Workflow Performance with Java SDK

Hello!
Together with the team, we are implementing the temporal. The workflow consists of 4 activities (1 local). When generating a load of 200 RPS, the temporal works normally, but I’m not satisfied with its speed. When testing, 12000 workflows are launched. Most of which get stuck in the WorkflowTaskScheduled status.

And the time according to the temporal_workflow_task_schedule_to_start_latency_seconds metric is continuously growing depending on the duration of the test.

Increasing maxConcurrentWorkflowTaskExecutionSize , maxConcurrentActivityExecutionSize , maxWorkflowThreadCount and so on does not affect the result.

Additional info:
frontend replica count - 3
matching replica count - 3
history replica count - 5
worker replica count - 2
cassandra cluster size-5
numHistoryShards - 4096

Please, help.

Would start by looking at sync match rate (serve metrics):

sum(rate(poll_success_sync{}[1m])) / sum(rate(poll_success{}[1m]))

it should stay around 1 (100%) if you see it dip or not even reach 100% then most likely you need either more worker pods or more workflow task/activity task pollers on your workers.

Another server metric to look at is

sum(rate(persistence_requests{operation="CreateTask"}[1m]))

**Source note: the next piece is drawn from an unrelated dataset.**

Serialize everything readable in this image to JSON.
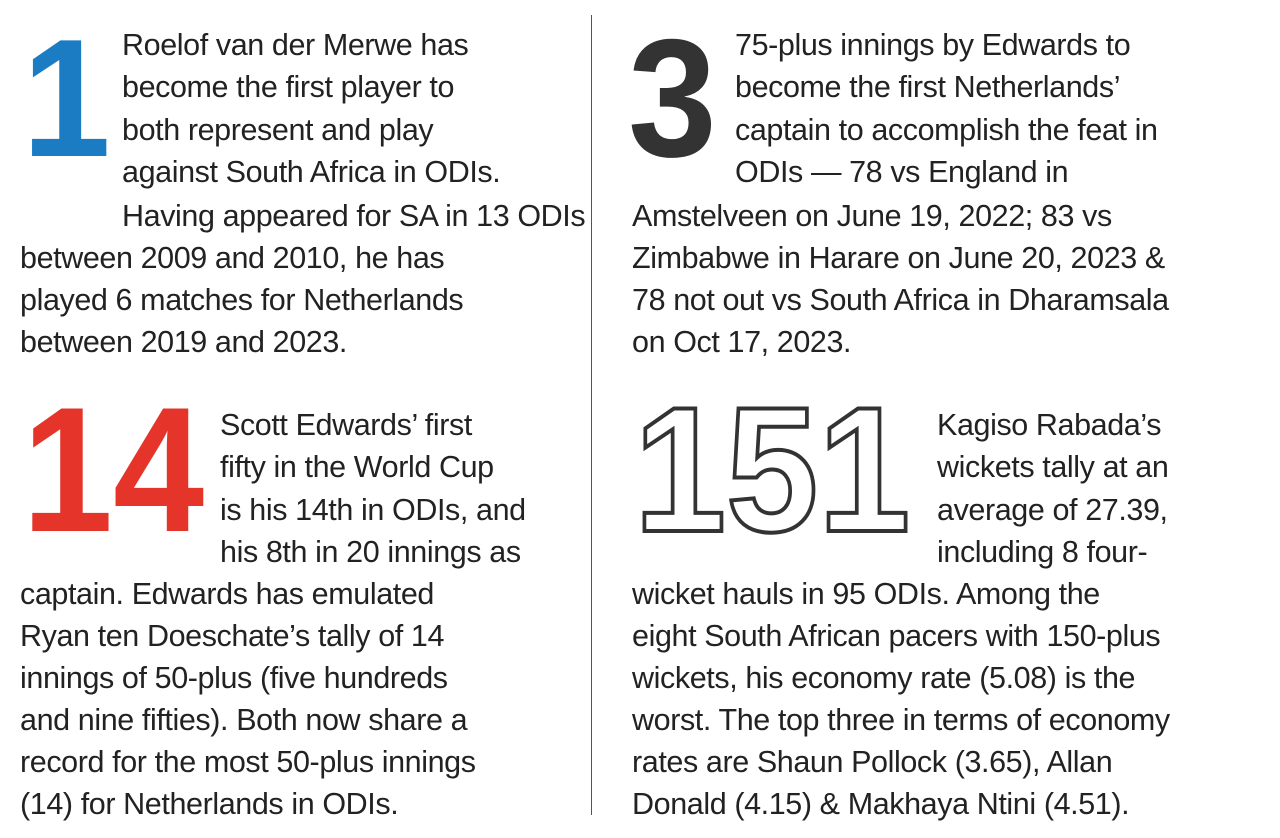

if this graph shows values > 0 then again seems as you might have unprovisioned workers (this metric shows tasks written to db when there are no pollers available).

On your worker side look at cpu and mem utilization % and share please. We need to see if we need to add more workers or add more poller counts.
If you can share results of all this and also share your dynamic config values of

numTaskqueueWritePartitions
numTaskqueueReadPartitions

as well as number of pollers you define on your worker config.

Share also your graph for SDK metrics workflow task and activity schedule to start latencies.